Eeyore mood. |
That time when I realize that I spend way more time alone than I'm comfortable with. If my co-worker handles the one person who wanders into the library during our four-hour shift, I don't have to say a word to anyone besides my mom when I call her to say I got home okay and possibly ask for directions on how to cook something. Splitting my awake-time fairly evenly between Princeton and New Brunswick means I don't really have the time to hang out with anyone in either location on a regular basis. Remind me to never work nights again--it's terrible for one's social life. Part of me feels like I should "meet people"...then I begin to wonder how one successfully does that if one doesn't have a seed group to start from. And (rather ironically since I'm a sociologist) social interactions with new people really really intimidate me. But my big empty house in this small anonymous city is starting to feel really lonely. I think this is what I'm most worried about after graduation: the sudden disappearance of a social circle to fall back on. I'm a small intimate circles kind of person; I'm the kind of person that can easily happily devote all of her spare time to one person or a very small group of people. My ideal party has ten friends, a few bottles of alcohol, and some board games rather than a bar/club scene or anything involving a keg. So what do I do in a new place? I miss having people around to just hang out with. I guess that as a person who has shared a bedroom for the majority of her life, then lived in quads Freshman and Sophomore year, and then began spending her every waking moment at Quad Junior year, solitude is something I am neither used to or comfortable with for extended periods of time.

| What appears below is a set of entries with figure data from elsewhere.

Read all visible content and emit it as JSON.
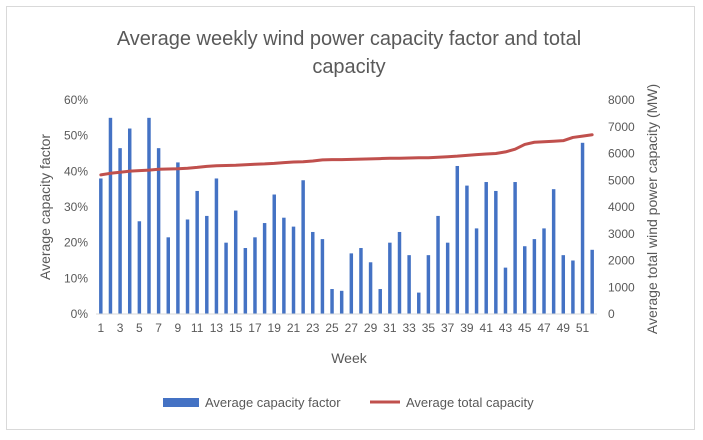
{
  "chart_data": {
    "type": "bar+line",
    "title_lines": [
      "Average weekly wind power capacity factor and total",
      "capacity"
    ],
    "xlabel": "Week",
    "ylabel_left": "Average capacity factor",
    "ylabel_right": "Average total wind power capacity (MW)",
    "x": [
      1,
      2,
      3,
      4,
      5,
      6,
      7,
      8,
      9,
      10,
      11,
      12,
      13,
      14,
      15,
      16,
      17,
      18,
      19,
      20,
      21,
      22,
      23,
      24,
      25,
      26,
      27,
      28,
      29,
      30,
      31,
      32,
      33,
      34,
      35,
      36,
      37,
      38,
      39,
      40,
      41,
      42,
      43,
      44,
      45,
      46,
      47,
      48,
      49,
      50,
      51,
      52
    ],
    "x_tick_labels": [
      "1",
      "3",
      "5",
      "7",
      "9",
      "11",
      "13",
      "15",
      "17",
      "19",
      "21",
      "23",
      "25",
      "27",
      "29",
      "31",
      "33",
      "35",
      "37",
      "39",
      "41",
      "43",
      "45",
      "47",
      "49",
      "51"
    ],
    "y_left_ticks": [
      "0%",
      "10%",
      "20%",
      "30%",
      "40%",
      "50%",
      "60%"
    ],
    "y_left_range": [
      0,
      0.6
    ],
    "y_right_ticks": [
      "0",
      "1000",
      "2000",
      "3000",
      "4000",
      "5000",
      "6000",
      "7000",
      "8000"
    ],
    "y_right_range": [
      0,
      8000
    ],
    "grid": false,
    "legend_position": "bottom",
    "series": [
      {
        "name": "Average capacity factor",
        "kind": "bar",
        "axis": "left",
        "color": "#4472c4",
        "values": [
          0.38,
          0.55,
          0.465,
          0.52,
          0.26,
          0.55,
          0.465,
          0.215,
          0.425,
          0.265,
          0.345,
          0.275,
          0.38,
          0.2,
          0.29,
          0.185,
          0.215,
          0.255,
          0.335,
          0.27,
          0.245,
          0.375,
          0.23,
          0.21,
          0.07,
          0.065,
          0.17,
          0.185,
          0.145,
          0.07,
          0.2,
          0.23,
          0.165,
          0.06,
          0.165,
          0.275,
          0.2,
          0.415,
          0.36,
          0.24,
          0.37,
          0.345,
          0.13,
          0.37,
          0.19,
          0.21,
          0.24,
          0.35,
          0.165,
          0.15,
          0.48,
          0.18
        ]
      },
      {
        "name": "Average total capacity",
        "kind": "line",
        "axis": "right",
        "color": "#c0504d",
        "values": [
          5200,
          5260,
          5300,
          5340,
          5360,
          5380,
          5410,
          5420,
          5430,
          5450,
          5480,
          5520,
          5540,
          5550,
          5560,
          5580,
          5600,
          5610,
          5630,
          5660,
          5680,
          5690,
          5720,
          5760,
          5770,
          5770,
          5780,
          5790,
          5800,
          5810,
          5820,
          5820,
          5830,
          5840,
          5840,
          5860,
          5880,
          5900,
          5930,
          5960,
          5980,
          6000,
          6060,
          6160,
          6340,
          6420,
          6440,
          6460,
          6480,
          6600,
          6650,
          6700
        ]
      }
    ]
  }
}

In somewhat related news, I am craving physical contact sooooo strongly. Y'all know that I'm a very touchy-feely person: in the course of my normal (read: on campus [or previously, in high school]) life, my day is full of small touches in the midst of conversations, hugs and/or arms around shoulders, resting my head on others' shoulders, massages, people playing with my hair, etc. Now, I go days without hugging anyone. I'm the only person who plays with my hair on anything close to a regular basis. I may never get re-used to sleeping alone, but more on that in tomorrow's letter (which will be to my bed(s)). There are certain kinds of intimacy I miss that I can take care of on my own, but Aijuswannasnuggle.